Here are strategies that I provide for all of my clients. Take some time to

work through each one. `I suggest starting with two, and every week applying the next one.


1. If you struggle to relax and go to sleep, use magnesium glycinate.

Magnesium glycinate is a relaxant, it will help you relax, your muscles, and will help

you sleep. I use Nutridyn as my preferred choice -

2. Avoid coffee and other stimulants after 2 pm.

3. Avoid alcohol – alcohol suppresses REM sleep and disrupts our circadian rhythm

4. Avoid eating and drinking 90 minutes before bed

5. Set a bedtime and wake-up routine, go to bed at the same time every night and get

up at the same time. 6-8hrs sleep during the summer and 7-9hrs sleep in the winter.

6. Fit black-out blinds in your room, your bedroom should be like a cave.

7. Sleep in a cool room to reduce cortisol – if the room temperature is too high it

causes fragmented sleep – better still sleep naked!

8. Remove or turn off all electronic devices in the bedroom

9. Take a warm bath half an hour before bed (add 500 grams of Epsom salts into your

bath, the salts/nutrients will absorb through the skin and help with relaxation).

10. Fill in a grateful log. Before you go to bed, acknowledge 5 great things that

you’ve either had done to you or you’ve done for someone else.

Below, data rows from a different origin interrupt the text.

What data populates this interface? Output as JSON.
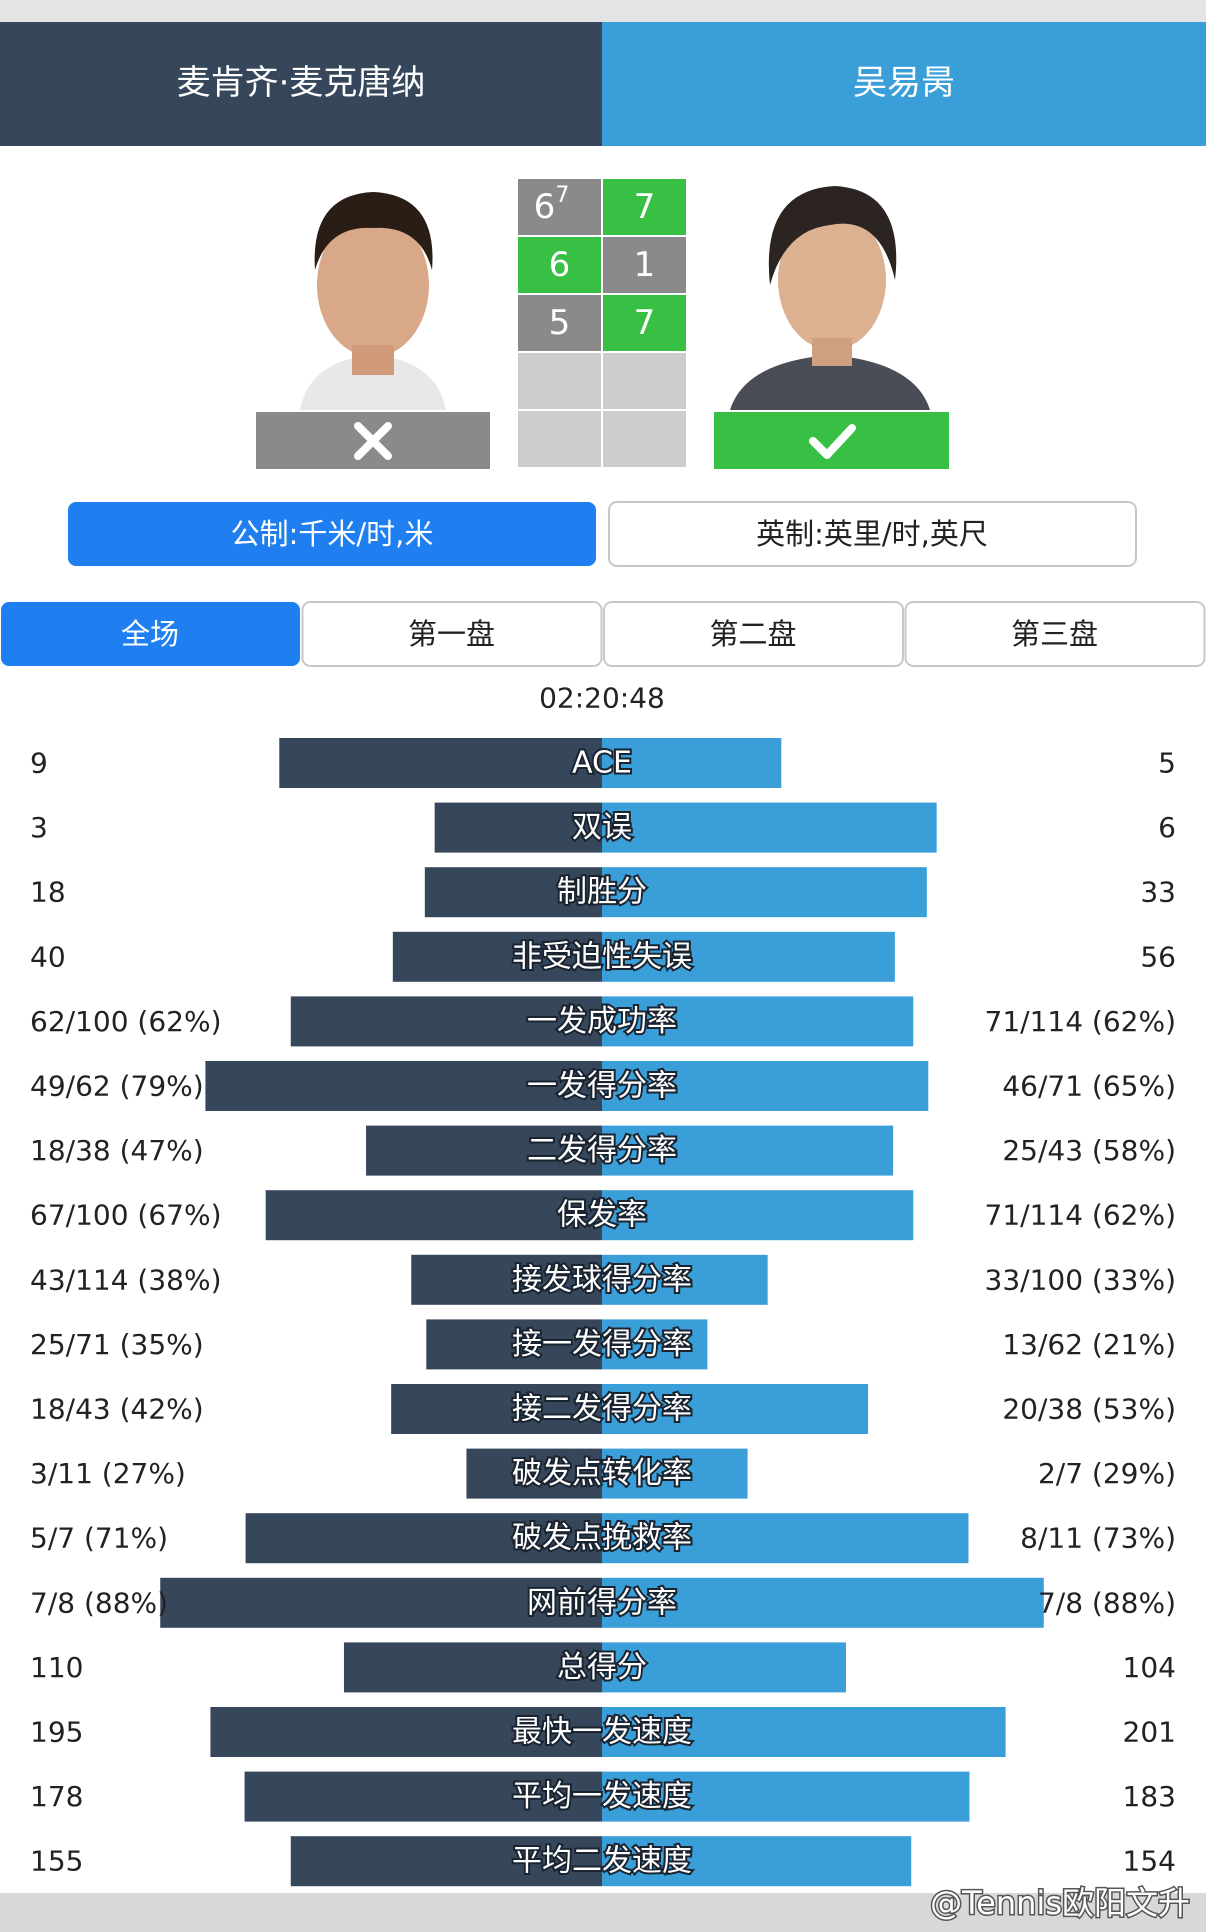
{
  "header": {
    "player1": "麦肯齐·麦克唐纳",
    "player2": "吴易昺"
  },
  "sets": [
    {
      "p1": 6,
      "p1_tb": 7,
      "p2": 7
    },
    {
      "p1": 6,
      "p2": 1
    },
    {
      "p1": 5,
      "p2": 7
    }
  ],
  "units": [
    "公制:千米/时,米",
    "英制:英里/时,英尺"
  ],
  "tabs": [
    "全场",
    "第一盘",
    "第二盘",
    "第三盘"
  ],
  "duration": "02:20:48",
  "stats": {
    "speed_max": 250,
    "rows": [
      {
        "name": "ACE",
        "scale": "share",
        "left": 9,
        "right": 5
      },
      {
        "name": "双误",
        "scale": "share",
        "left": 3,
        "right": 6
      },
      {
        "name": "制胜分",
        "scale": "share",
        "left": 18,
        "right": 33
      },
      {
        "name": "非受迫性失误",
        "scale": "share",
        "left": 40,
        "right": 56
      },
      {
        "name": "一发成功率",
        "scale": "percent",
        "left": {
          "value": 62,
          "label": "62/100 (62%)"
        },
        "right": {
          "value": 62,
          "label": "71/114 (62%)"
        }
      },
      {
        "name": "一发得分率",
        "scale": "percent",
        "left": {
          "value": 79,
          "label": "49/62 (79%)"
        },
        "right": {
          "value": 65,
          "label": "46/71 (65%)"
        }
      },
      {
        "name": "二发得分率",
        "scale": "percent",
        "left": {
          "value": 47,
          "label": "18/38 (47%)"
        },
        "right": {
          "value": 58,
          "label": "25/43 (58%)"
        }
      },
      {
        "name": "保发率",
        "scale": "percent",
        "left": {
          "value": 67,
          "label": "67/100 (67%)"
        },
        "right": {
          "value": 62,
          "label": "71/114 (62%)"
        }
      },
      {
        "name": "接发球得分率",
        "scale": "percent",
        "left": {
          "value": 38,
          "label": "43/114 (38%)"
        },
        "right": {
          "value": 33,
          "label": "33/100 (33%)"
        }
      },
      {
        "name": "接一发得分率",
        "scale": "percent",
        "left": {
          "value": 35,
          "label": "25/71 (35%)"
        },
        "right": {
          "value": 21,
          "label": "13/62 (21%)"
        }
      },
      {
        "name": "接二发得分率",
        "scale": "percent",
        "left": {
          "value": 42,
          "label": "18/43 (42%)"
        },
        "right": {
          "value": 53,
          "label": "20/38 (53%)"
        }
      },
      {
        "name": "破发点转化率",
        "scale": "percent",
        "left": {
          "value": 27,
          "label": "3/11 (27%)"
        },
        "right": {
          "value": 29,
          "label": "2/7 (29%)"
        }
      },
      {
        "name": "破发点挽救率",
        "scale": "percent",
        "left": {
          "value": 71,
          "label": "5/7 (71%)"
        },
        "right": {
          "value": 73,
          "label": "8/11 (73%)"
        }
      },
      {
        "name": "网前得分率",
        "scale": "percent",
        "left": {
          "value": 88,
          "label": "7/8 (88%)"
        },
        "right": {
          "value": 88,
          "label": "7/8 (88%)"
        }
      },
      {
        "name": "总得分",
        "scale": "share",
        "left": 110,
        "right": 104
      },
      {
        "name": "最快一发速度",
        "scale": "speed",
        "left": 195,
        "right": 201
      },
      {
        "name": "平均一发速度",
        "scale": "speed",
        "left": 178,
        "right": 183
      },
      {
        "name": "平均二发速度",
        "scale": "speed",
        "left": 155,
        "right": 154
      }
    ]
  },
  "watermark": "@Tennis欧阳文升"
}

11. Counting and breathing in for four sec, hold for four sec, out for four sec, hold for four

sec – this will put you into a parasympathetic state, or rest and digest state


By addressing and fixing your poor sleep patterns, you will see body fat come down. Not only that but your mood will improve, energy levels will increase, and you will see an increase in performance in your day-to-day activities at work and in the gym.


Addressing your sleep in my opinion is a priority foremost to improve your health, but to achieve amazing fast and weight loss results.